Hence, several artists in the country have taken up the responsibility of filling in the gaps with street art. They are creating public memorabilia of cultural icons of the country on the city walls. Like the Delhi Street Art Initiative that has painted walls, particularly school facades, in various cities including Delhi, Allahabad and Lucknow, with portraits of famous personalities from the arts world. On Pusa Road near Karol Bagh, they recently took over a few walls that now bear colourful images of cultural icons like Harivansh Rai Bachchan, Amrita Sher-Gill, Jamini Roy, Jagjit Singh, R.D. Burman, Kishore Kumar, Uday Shankar and Raja Ravi Varma. The portraits evoke obvious curiosity about these personalities. Even if one if familiar with the names, they tend to slow down their pace to interact with the artworks, and a new name is bound to lead to a quick Google search. It encourages passersby to find out more about these personalities, says Yogesh Saini of Delhi Street Art.
A mural of Dadasaheb Phalke came up on a wall in Mumbai in 2014, as part of another public art project by St+Art India led by Hanif Kureshi. Painted on the exterior of an MTNL building in Bandra by artist Ranjit Dahiya, the artwork had become an integral part of the cityscape until it was painted over a few years back following natural degradation. The larger-than-life painting showed the father of Indian Cinema against a bright yellow backdrop, carefully observing a film reel.

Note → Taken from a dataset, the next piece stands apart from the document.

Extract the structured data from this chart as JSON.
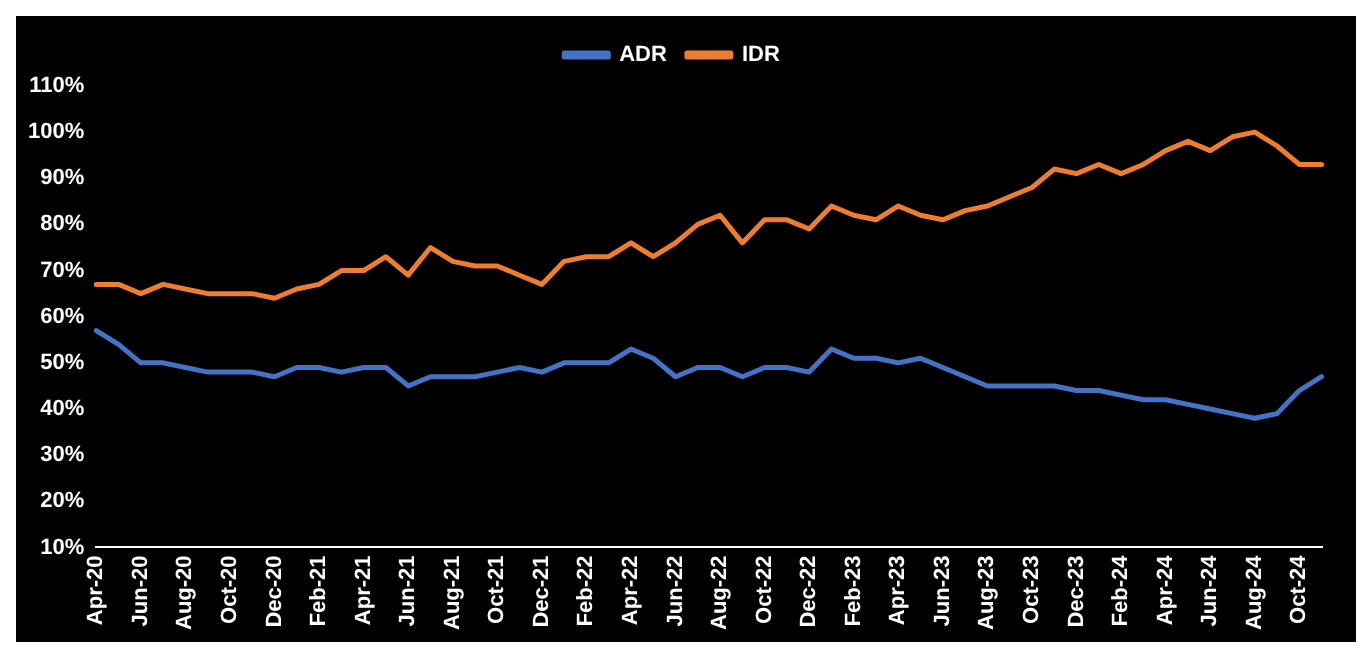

Kureshi feels having a public iconography of cultural icons, be it in the form of statues or murals, helps start a conversation about people who have contributed immensely to the heritage of the country, but are often rendered faceless and eventually forgotten in public memory. “A lot of people within and around the industry did not know of the struggles of Phalke. “But when we put up the mural, at least people started to understand who this man was,” he says.
In a similar upcoming project, St+art India will be painting a mural of Oscar winning filmmaker Satyajit Ray later this month near the Tollygunge metro station in Kolkata. It will be painted by Chennai-based artist A-Kill.